The Government are now anxious, as part of their counter-inflation policy, to enable local authorities to avoid putting up rents by more than the amount which reflects the general increase in prices between the end of the rent freeze, which was in May 1975, and the financial year 1976–77. A Rent Limitation Subsidy is therefore being introduced for 1976–77 which is designed to moderate rent increases and to avoid excessive rate-borne increases. I understand that Glasgow District Council are reconsidering their earlier decision not to increase rents in the current year. It remains to be seen whether in the light of the full details of the Rent Limitation Subsidy announced by circular on 1st September and of the rate implications, Dundee will reconsider their decision.
Lord CAMPBELL of CROY
My Lords. I am grateful to the noble Lord for that reply. May I express congratulations and welcome on his first appearance on the Front Bench, having already had the pleasure of voicing appreciation of his maiden speech on the last day before the Recess.
While the Labour councillors in Glasgow appear to be changing their minds very late in the day, may I ask whether the noble Lord can tell us when the Dundee Council, or the full council in Glasgow, are likely to take a decision? As the rebate system protects all who cannot afford standard rents, including the unemployed, what are the Government doing to protect ratepayers from massively increasing burdens, since in some areas the ratepayers have been contributing more to the costs of each 164 house than the standard rent paid by a tenant? While the noble Lord himself is in no way responsible, may I ask whether he is not concerned that the Government's housing finance policy is in tatters, and not only in Scotland?
§ Lord KIRKHILL
My Lords, in the first part of his question the noble Lord, Lord Campbell of Croy, posed to me two propositions, about neither of which I can be specific in reply. I do not know when Dundee District Council will meet to reverse their earlier decision, although as a result of the promised reversal of decision on the part of Glasgow District Council, the Government certainly hope that Dundee will take note. I can assure the noble Lord. Lord Campbell of Croy, that, as I understand it, the Glasgow District Council will act at their next statutory meeting as a result of the majority Labour group decision recently announced.

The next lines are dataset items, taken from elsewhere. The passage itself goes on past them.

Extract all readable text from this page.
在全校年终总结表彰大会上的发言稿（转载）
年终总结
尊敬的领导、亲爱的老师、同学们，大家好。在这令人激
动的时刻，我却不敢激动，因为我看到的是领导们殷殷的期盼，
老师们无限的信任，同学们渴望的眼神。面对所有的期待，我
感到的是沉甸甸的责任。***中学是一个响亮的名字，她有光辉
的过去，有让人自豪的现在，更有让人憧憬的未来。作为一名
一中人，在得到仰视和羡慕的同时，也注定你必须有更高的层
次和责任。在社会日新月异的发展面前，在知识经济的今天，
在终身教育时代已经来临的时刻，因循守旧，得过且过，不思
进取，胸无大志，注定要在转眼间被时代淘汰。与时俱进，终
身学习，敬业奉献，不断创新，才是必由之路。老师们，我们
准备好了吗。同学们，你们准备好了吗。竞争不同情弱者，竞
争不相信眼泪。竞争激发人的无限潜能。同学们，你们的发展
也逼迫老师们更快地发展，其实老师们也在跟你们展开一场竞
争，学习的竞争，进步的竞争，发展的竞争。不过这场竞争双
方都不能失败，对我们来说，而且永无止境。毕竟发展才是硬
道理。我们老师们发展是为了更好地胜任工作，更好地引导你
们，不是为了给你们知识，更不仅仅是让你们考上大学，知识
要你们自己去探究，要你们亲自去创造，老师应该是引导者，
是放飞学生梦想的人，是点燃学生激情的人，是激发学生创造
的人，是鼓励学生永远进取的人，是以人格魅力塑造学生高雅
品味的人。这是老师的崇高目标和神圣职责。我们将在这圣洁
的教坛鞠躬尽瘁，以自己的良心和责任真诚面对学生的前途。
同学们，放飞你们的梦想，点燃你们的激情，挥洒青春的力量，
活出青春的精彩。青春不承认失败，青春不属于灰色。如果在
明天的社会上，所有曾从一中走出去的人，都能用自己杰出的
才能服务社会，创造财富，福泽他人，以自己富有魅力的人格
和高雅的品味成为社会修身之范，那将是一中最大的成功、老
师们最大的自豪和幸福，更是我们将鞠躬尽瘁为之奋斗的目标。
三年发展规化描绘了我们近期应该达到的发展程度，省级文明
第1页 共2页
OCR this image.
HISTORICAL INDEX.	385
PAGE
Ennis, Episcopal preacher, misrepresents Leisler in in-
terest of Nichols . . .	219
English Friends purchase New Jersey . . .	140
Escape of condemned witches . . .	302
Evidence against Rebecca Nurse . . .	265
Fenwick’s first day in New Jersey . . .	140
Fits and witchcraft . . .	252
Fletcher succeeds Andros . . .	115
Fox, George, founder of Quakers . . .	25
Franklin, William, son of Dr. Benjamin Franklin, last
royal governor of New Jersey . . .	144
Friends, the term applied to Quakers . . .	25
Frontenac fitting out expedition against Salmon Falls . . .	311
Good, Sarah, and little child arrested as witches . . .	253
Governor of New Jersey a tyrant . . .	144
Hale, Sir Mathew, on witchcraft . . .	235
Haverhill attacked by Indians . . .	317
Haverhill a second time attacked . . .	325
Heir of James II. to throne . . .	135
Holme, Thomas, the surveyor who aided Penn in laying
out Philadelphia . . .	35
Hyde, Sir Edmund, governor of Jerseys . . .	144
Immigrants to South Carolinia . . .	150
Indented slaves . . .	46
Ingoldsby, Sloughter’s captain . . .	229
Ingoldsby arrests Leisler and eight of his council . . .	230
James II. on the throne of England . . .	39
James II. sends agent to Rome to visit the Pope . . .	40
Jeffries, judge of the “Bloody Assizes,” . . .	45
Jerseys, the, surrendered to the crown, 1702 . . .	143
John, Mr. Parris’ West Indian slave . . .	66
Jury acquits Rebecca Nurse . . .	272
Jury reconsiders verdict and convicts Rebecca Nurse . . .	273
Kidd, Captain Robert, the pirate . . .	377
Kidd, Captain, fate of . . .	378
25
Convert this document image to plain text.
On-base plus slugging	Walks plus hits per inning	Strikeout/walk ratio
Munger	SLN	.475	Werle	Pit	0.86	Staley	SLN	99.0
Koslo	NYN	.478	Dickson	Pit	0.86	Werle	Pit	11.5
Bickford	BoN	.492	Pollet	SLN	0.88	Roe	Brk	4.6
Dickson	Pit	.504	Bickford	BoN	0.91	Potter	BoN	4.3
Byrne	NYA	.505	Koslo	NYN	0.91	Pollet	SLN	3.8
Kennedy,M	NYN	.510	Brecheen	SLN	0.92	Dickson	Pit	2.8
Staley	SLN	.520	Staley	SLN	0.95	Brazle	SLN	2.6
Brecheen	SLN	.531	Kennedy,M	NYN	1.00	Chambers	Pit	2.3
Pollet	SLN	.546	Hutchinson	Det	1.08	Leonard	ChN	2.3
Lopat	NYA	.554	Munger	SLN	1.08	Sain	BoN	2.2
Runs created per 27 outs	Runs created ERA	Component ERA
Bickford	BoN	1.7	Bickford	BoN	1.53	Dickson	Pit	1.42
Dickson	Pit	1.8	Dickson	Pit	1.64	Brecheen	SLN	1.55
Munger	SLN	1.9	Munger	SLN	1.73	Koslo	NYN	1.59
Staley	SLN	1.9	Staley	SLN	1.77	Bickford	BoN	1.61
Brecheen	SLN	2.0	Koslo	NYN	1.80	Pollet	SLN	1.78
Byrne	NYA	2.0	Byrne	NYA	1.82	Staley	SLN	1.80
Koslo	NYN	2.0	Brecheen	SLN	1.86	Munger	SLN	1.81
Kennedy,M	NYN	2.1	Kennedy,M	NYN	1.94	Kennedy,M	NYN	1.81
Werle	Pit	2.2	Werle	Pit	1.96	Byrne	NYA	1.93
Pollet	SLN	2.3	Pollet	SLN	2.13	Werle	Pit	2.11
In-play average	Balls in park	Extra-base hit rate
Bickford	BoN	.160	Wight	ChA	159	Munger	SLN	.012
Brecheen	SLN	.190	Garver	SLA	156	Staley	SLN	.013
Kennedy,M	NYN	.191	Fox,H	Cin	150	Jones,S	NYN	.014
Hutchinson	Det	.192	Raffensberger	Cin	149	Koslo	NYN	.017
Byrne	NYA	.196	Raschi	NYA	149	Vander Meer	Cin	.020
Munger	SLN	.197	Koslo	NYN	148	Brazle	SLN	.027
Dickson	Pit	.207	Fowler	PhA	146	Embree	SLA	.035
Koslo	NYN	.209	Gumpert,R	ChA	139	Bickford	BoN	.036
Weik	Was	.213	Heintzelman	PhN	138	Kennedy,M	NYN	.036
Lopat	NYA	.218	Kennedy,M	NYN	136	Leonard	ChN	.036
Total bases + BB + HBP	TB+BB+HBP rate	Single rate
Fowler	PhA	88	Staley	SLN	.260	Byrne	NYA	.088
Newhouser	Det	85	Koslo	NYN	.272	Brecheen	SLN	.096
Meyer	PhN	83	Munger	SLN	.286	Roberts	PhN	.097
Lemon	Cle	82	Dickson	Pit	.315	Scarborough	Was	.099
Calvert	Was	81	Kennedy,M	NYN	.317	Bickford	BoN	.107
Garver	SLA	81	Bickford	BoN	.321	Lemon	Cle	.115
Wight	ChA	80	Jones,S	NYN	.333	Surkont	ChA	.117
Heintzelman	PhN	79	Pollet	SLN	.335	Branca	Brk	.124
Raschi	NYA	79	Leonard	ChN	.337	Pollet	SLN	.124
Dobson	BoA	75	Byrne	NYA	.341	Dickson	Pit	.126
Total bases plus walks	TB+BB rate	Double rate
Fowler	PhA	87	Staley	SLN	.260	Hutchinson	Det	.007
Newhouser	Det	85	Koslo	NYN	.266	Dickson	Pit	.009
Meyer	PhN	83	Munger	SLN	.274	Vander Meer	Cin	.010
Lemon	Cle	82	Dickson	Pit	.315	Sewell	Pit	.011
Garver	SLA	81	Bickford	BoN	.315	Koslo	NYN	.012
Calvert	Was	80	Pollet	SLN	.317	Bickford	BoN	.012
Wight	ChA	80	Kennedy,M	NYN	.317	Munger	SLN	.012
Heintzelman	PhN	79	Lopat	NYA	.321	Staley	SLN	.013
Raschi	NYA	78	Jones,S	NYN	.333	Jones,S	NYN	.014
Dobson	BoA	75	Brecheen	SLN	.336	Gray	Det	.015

With regard to the second part of the question, I think I can say that the subsidy is an integral part of the counter-inflation package of measures and is intended to moderate the full rent increases which local authorities would have had to face up to, bearing in mind their responsibility to maintain a balance between rents and rate fund contributions. In effect, it will compensate the authorities for limiting the increases which they would have had to consider in view of mounting housing expenditure. It is also intended, of course, to prevent sharp increases in rate fund contributions which only add to public expenditure. Rent limitation subsidy is therefore a means of relieving the pressures on both rent payers and ratepayers which arise from increased housing costs.